Commençons par le premier de la liste, sinon de la classe, l’ancêtre fondateur,
repérable par des témoignages directs ou indirects, un album de papiers collés et des
photos qui vont du sépia au noir et blanc : Jean Louis Guérenneur, mon grand-père.
On disait de lui, enviant sa chance : « trop jeune pour la guerre de 70, trop vieux
pour celle de 14 ». C’est dire en même temps à quel point l’idée de guerre était ancrée
dans les têtes comme un mal périodique, inéluctable parfois glorieux pour ceux qui en
revenaient avec quelques hochets et, parfois, une petite pension à la clé. Tous ces
braves gens attachaient à ces décorations beaucoup d’importance et se jalousaient les
uns les autres, l’œil rivé à la boutonnière du voisin. C’était aussi l’époque, il faut le
dire, de l’Alsace-Lorraine enchaînée et asservie sous les serres dégoulinantes de sang
de l’aigle allemand. (Le comble du patriotisme était bien alors, comme disait Prévert,
de « haïr un ciel bleu de Prusse »). En compensation, la conquête de « l’empire
colonial » battait son plein d’ignominies et les martiales retraites aux flambeaux ou
autres revues, martelaient le pavé à la moindre occasion.
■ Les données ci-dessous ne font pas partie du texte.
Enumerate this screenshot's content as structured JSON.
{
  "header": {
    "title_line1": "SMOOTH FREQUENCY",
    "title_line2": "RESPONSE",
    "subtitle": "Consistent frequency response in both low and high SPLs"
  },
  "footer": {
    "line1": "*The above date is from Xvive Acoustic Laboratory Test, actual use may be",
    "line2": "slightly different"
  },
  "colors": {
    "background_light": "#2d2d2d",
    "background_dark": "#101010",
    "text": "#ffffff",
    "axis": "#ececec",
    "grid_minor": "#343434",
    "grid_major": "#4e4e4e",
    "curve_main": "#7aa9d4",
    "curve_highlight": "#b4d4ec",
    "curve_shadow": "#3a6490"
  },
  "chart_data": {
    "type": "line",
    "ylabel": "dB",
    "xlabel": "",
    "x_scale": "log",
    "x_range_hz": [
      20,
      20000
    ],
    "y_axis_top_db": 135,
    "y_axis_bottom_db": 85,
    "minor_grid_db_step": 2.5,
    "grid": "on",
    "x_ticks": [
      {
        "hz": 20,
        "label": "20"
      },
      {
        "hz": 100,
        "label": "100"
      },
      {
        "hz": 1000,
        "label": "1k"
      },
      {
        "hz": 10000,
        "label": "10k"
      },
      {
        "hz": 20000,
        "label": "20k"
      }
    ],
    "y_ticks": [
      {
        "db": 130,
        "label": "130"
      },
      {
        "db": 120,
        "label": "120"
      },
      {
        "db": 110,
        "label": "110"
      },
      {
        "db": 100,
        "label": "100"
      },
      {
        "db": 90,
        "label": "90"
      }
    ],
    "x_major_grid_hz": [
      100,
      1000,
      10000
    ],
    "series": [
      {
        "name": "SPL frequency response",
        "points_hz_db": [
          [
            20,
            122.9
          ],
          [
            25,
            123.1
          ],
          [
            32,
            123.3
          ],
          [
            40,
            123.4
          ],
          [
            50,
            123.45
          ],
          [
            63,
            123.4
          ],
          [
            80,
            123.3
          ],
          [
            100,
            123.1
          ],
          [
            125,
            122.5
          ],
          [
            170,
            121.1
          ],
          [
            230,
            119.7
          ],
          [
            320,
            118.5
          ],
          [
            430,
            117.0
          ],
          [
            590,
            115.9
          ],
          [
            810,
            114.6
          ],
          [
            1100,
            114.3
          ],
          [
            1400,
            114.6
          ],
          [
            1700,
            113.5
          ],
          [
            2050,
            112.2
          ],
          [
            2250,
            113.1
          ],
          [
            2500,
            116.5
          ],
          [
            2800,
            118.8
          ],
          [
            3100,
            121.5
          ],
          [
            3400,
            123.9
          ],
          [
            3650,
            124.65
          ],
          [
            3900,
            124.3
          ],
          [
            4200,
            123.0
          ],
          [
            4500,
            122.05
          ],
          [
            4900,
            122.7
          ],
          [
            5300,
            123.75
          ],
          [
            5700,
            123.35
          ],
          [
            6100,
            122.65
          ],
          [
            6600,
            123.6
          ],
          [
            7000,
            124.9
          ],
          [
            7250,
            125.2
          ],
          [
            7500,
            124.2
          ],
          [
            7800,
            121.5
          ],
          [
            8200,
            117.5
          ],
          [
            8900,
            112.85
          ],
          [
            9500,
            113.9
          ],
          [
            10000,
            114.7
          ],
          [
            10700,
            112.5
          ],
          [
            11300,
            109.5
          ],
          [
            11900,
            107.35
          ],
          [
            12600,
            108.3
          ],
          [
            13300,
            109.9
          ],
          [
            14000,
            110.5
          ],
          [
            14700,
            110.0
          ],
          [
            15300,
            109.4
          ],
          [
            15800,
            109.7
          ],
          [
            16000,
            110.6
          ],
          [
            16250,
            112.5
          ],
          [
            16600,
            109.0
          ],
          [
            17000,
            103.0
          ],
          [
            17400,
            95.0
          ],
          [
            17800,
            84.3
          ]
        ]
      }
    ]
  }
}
Le grand-père n’y a sans doute pas échappé, au moins dans sa jeunesse, car son
album d’images commence, sur toute une page, par un magnifique portrait en couleurs
de Jules Grévy lui-même, « élu Président de la République le 30 Janvier 1879 ».
Qui se souvient encore de Jules Grévy ? Et pourtant, c’était l’un des pères
fondateurs de la 3éme République, « la République des Jules », en compagnie de : Jules
Favre, Jules Simon et Jules Ferry. Grévy, c’était sans doute aux yeux des gens,
l’assurance que la République enfin, était établie, après le règne du sinistre Mac-
Mahon, l’assassin en chef de la Commune de Paris. Etre républicain, ça voulait encore
dire quelque chose pour le petit peuple pour les bourgeois aussi, bien sûr. Bref, ce
Jules fut contraint de démissionner en 1887 « à la suite du scandale des
décorations ». Qu’est-ce que je vous disais ?
Sur les photos, le grand-père a toujours l’air sérieux, un peu farouche, avec
d’honorables moustaches et un visage de plus en plus émacié, à mesure qu’il vieillit. Il
a même l’air de copieusement s’emmerder sur les derniers clichés. Il porte souvent une
casquette de marin et, pendant l’été sans doute, un canotier. Dans les grandes
occasions, on peut même l’admirer en chapeau melon, tout ce qu’il y a de plus
bourgeois.
Pour en revenir à son album-témoignage, c’est vraiment un drôle de mélange, qui
doit refléter les préoccupations, les angoisses, la libido, « l’esprit » (sic) de cette « belle
époque ». A part Jules Grévy solennel et outrageusement décoré, on y relève quelques
« portraits » de dames bien en chair, au teint de lys et de rose, aux yeux langoureux,
ornées de perles et de frou-frous sur lesquels la main sacrilège d’un petit plaisantin a
grossièrement surajouté barbes et moustaches. (C’est une bienfaisante activité qui ne
s’est pas perdue dans la famille, car je la pratique encore malgré mon grand âge).